La Universidad Autónoma de Madrid ha investido a Norman Foster, con 90 años, como doctor honoris causa, un reconocimiento que encaja casi de manera natural en la trayectoria de uno de los arquitectos más influyentes del último siglo.
Pero, más allá de los discursos solemnes y del prestigio académico, el galardón permite volver la mirada hacia la vida del creador del estudio Foster + Partners y, sobre todo, hacia la mujer que lo acompaña desde hace casi tres décadas: Elena Ochoa, de 67 años, la española que pasó de hablar de sexo en televisión a convertirse en una figura clave del arte contemporáneo internacional.
Foster, nacido en Manchester en 1935, tiene un currículum tan amplio como sus horizontes: aeropuertos gigantes, museos de referencia, la reconstrucción del Reichstag, la Torre Hearst o el metro de Bilbao. Su arquitectura, siempre asociada a innovación, luz y escala colosal, ha redefinido las grandes ciudades del mundo. Y mientras sigue proyectando la ampliación del Museo del Prado o el futuro de la Clínica Mayo, su vida privada, discretísima, transcurre desde hace años en un ático frente al Támesis, diseñado, por supuesto, por él mismo.
Allí vive junto a Elena Ochoa Foster, y aquí es donde la historia se vuelve fascinante. Porque antes de convertirse en lady Foster, Elena era, literalmente, la mujer que consiguió que España hablara de sexo sin bajar la mirada. En los noventa apareció en TVE al frente de Hablemos de sexo, un programa revolucionario en el que abordaba temas como la homosexualidad, la educación afectiva o los tabúes íntimos con una naturalidad que desconcertó a medio país.
La sensualidad de la puesta en escena contrastaba con su rigor académico: nacida en Puebla de Trives, un pequeño municipio de Orense, Elena era psicóloga clínica, profesora universitaria, seria, brillante y con una trayectoria académica impecable. Durante más de veinte años desempeñó el cargo de profesora titular de Psicopatología en la Universidad Complutense de Madrid y, hasta 2001, fue profesora honoraria del King’s College de Londres, donde comenzó el capítulo más decisivo de su vida.
«Tuve que trabajar el doble para mantener mi carrera», ha dicho alguna vez, consciente de que la televisión la convirtió, de golpe, en un rostro reconocible. Por eso, cuando sintió que necesitaba recuperar su anonimato profesional, aceptó una propuesta del King’s College de Londres. Ese cambio de aires, que parecía provisional, terminó siendo el giro definitivo de su vida. Londres la devolvió a los libros, a la investigación, y sobre todo la puso frente a Foster.
Elena Ochoa y Norman FosterGTRES
Se conocieron en los pasillos universitarios en los años noventa.

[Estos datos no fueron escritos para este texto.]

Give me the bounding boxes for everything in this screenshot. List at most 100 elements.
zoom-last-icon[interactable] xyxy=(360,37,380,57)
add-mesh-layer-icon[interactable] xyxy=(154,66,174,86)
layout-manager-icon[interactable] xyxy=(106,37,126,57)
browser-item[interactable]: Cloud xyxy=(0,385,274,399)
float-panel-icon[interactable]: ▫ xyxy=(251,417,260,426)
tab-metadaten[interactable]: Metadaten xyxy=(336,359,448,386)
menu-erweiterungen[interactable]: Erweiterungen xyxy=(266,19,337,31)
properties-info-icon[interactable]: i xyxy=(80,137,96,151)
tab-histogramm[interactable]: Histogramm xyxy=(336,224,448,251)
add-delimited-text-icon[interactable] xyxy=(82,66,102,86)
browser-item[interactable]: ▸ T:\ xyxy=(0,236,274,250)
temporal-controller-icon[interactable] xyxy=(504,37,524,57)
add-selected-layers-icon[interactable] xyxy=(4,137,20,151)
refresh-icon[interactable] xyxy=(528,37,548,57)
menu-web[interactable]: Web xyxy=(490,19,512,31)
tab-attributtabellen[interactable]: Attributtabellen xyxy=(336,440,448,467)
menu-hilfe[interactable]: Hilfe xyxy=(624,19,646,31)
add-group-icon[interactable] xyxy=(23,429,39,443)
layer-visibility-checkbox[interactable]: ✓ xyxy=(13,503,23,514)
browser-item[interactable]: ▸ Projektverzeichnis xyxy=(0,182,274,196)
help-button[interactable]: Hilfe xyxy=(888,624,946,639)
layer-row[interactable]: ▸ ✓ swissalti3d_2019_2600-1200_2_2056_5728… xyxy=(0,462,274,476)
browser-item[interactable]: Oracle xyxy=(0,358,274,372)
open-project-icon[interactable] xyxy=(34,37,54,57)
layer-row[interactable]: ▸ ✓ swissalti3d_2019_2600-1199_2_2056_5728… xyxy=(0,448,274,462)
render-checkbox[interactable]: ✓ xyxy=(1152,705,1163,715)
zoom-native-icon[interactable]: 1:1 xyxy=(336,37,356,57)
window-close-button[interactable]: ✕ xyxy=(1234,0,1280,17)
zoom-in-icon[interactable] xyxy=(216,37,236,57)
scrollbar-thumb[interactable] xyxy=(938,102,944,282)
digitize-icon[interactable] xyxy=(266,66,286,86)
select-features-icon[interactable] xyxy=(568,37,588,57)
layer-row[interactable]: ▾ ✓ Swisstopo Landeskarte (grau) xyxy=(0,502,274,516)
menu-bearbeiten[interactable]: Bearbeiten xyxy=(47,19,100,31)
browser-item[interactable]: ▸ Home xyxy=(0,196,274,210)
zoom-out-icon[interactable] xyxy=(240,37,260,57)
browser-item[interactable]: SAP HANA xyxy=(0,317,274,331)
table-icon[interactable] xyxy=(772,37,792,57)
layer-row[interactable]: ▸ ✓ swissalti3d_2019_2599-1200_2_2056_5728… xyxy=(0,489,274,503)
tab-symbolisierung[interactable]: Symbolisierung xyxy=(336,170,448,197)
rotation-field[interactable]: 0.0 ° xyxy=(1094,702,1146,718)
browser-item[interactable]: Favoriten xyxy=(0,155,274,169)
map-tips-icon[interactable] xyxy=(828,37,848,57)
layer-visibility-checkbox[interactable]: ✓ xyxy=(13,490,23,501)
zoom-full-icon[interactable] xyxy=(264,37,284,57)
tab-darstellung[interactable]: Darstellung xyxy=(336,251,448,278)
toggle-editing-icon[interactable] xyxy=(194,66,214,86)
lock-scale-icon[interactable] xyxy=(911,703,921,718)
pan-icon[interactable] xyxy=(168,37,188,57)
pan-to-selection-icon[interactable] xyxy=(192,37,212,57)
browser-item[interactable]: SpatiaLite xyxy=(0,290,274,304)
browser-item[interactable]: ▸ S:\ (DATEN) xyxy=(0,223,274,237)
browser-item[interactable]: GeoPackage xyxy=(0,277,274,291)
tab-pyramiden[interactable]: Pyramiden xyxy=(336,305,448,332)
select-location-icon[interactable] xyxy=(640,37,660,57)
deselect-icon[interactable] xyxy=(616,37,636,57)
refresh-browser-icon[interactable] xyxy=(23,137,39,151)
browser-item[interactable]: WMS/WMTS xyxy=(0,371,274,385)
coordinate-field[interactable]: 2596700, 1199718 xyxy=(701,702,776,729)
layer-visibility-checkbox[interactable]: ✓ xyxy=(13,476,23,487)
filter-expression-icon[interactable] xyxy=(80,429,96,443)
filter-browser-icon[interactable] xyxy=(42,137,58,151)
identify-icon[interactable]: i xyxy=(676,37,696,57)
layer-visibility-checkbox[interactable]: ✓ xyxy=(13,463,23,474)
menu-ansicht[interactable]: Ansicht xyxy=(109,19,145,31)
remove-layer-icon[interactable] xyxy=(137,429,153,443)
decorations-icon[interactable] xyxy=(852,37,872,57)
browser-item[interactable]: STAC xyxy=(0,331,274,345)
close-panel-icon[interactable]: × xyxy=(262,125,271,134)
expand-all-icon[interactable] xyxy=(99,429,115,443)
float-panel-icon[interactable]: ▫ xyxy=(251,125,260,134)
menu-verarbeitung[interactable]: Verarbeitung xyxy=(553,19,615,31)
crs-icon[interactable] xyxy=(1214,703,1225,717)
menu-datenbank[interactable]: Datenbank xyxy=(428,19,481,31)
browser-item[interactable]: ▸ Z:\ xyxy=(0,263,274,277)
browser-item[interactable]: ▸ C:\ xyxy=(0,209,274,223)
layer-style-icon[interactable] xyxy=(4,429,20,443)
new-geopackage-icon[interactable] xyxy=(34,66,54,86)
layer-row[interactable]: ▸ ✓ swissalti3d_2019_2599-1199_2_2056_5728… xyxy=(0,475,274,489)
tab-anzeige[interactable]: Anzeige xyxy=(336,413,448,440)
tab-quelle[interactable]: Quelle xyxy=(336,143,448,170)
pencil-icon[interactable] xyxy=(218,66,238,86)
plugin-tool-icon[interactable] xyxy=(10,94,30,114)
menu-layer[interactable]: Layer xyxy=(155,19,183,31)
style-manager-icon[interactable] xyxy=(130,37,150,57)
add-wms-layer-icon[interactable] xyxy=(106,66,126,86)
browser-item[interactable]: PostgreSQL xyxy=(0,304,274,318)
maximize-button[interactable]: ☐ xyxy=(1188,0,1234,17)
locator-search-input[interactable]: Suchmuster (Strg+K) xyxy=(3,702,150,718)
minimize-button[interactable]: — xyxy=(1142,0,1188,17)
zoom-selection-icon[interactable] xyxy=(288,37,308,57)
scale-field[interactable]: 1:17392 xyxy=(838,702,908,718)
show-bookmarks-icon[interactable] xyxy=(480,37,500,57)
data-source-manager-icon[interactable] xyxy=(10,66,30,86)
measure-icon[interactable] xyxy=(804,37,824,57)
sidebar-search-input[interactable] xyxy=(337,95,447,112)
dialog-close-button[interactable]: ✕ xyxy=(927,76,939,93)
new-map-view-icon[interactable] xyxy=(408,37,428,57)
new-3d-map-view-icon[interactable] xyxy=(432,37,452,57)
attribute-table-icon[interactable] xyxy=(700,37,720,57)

Él, ya un arquitecto consagrado; ella, recién separada del escritor Luis Racionero. Los veintitrés años de diferencia se diluyeron en cuanto descubrieron sus afinidades: arte, pensamiento, ciudades, belleza. «Decía Picasso que quien es joven, siempre es joven», suele repetir ella al hablar de su relación. Tres años después del primer encuentro se casaron en una ceremonia íntima con solo seis personas. Más tarde organizaron una celebración mayor, pero siempre lejos del foco.
Desde entonces han construido una vida conjunta en la que la cultura marca el ritmo de todo. Ella dejó de ser «la de la tele» para convertirse en curadora internacional, directora de Ivorypress, editora de libros de arte y promotora de proyectos que combinan arquitectura, fotografía y pensamiento. Él siguió creando edificios icónicos. Y juntos formaron una familia sólida con dos hijos, Paola y Eduardo, que crecieron entre planos, literaturab música, chino, solfeo y debates intelectuales alrededor de la mesa. En casa, la creatividad no es un privilegio, es una rutina.
Aun así, Elena conserva un punto de lucidez que la aleja de los tópicos de la vida perfecta. «La felicidad como estado constante es una imbecilidad», dijo una vez citando a Vázquez Montalbán. «La felicidad es la tranquilidad, la paz contigo mismo». Y quizá por eso su pareja funciona: porque, bajo el brillo del lujo y las vistas al Támesis, hay dos personas que eligieron la serenidad como forma de vida.